Women and men entering into a career of farming are either initiated on a family farm or pursue a college degree in agriculture specializing in fields like animal science or agronomy, which is the science and technology of producing and using plants for food, fuel, fiber, and land reclamation.

They learn to manage soil, water, and crops efficiently, hoping to increase sustainable yields while also protecting the environment.

Many more women than ever are becoming farmers. If you want to be a farmer, you have to love it because it is a hard life of physical labor, potentially failed crops, long hours, and, quite often, most of the monetary rewards go to the grocery stores, if you cannot retail your crop yourself.

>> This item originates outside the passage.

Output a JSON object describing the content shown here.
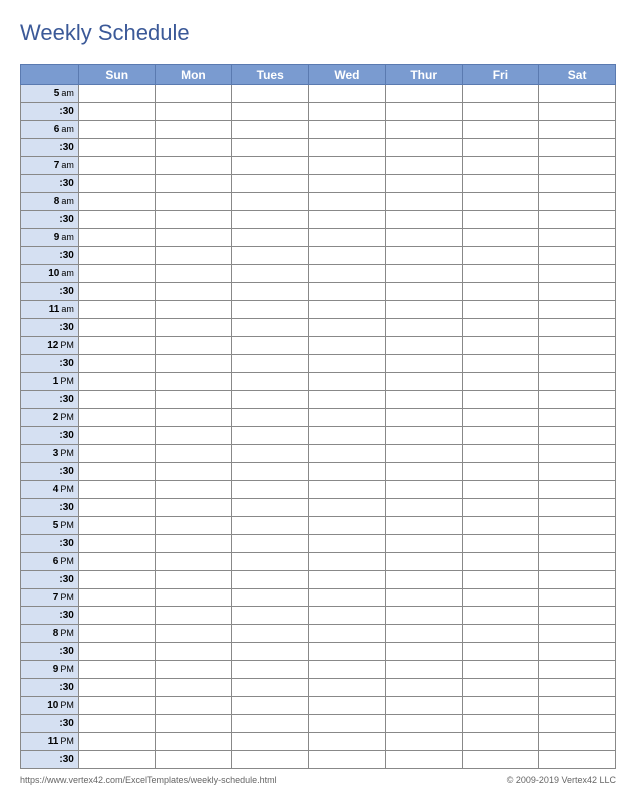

And as much work as growing fruits and vegetables is, the branch of agriculture called animal husbandry, which is focused on the breeding, rearing, and care of livestock  such as cattle, sheep, pigs, and poultry for food, fiber, leather, etc. is a life of responsibility that rarely allows for time off as animals require your attention 24-7, every day, all the time.

So why am I writing about this? Because I spent my life working on a farm from the bottom up and for the most part, I loved it!

Working outside every day and growing a successful crop has many rewards. But I’m concerned about not only farmland preservation but more importantly who will want to be a farmer given the hardships associated with it.

Do we as a society promote it enough, reward it enough, to make it an attractive career path?

Do our primary and secondary education systems encourage it?

Does our government do enough to help small farms get started and sustain them through hard times and crop failures?

This is where our food comes from, folks. Farming has always been depicted as a noble, rewarding, and a deeply fulfilling way of life connecting people with nature, animals, and the soil that is “Mother Earth”!

Thomas Jefferson said, “Those who labor in the earth are the chosen people of God.”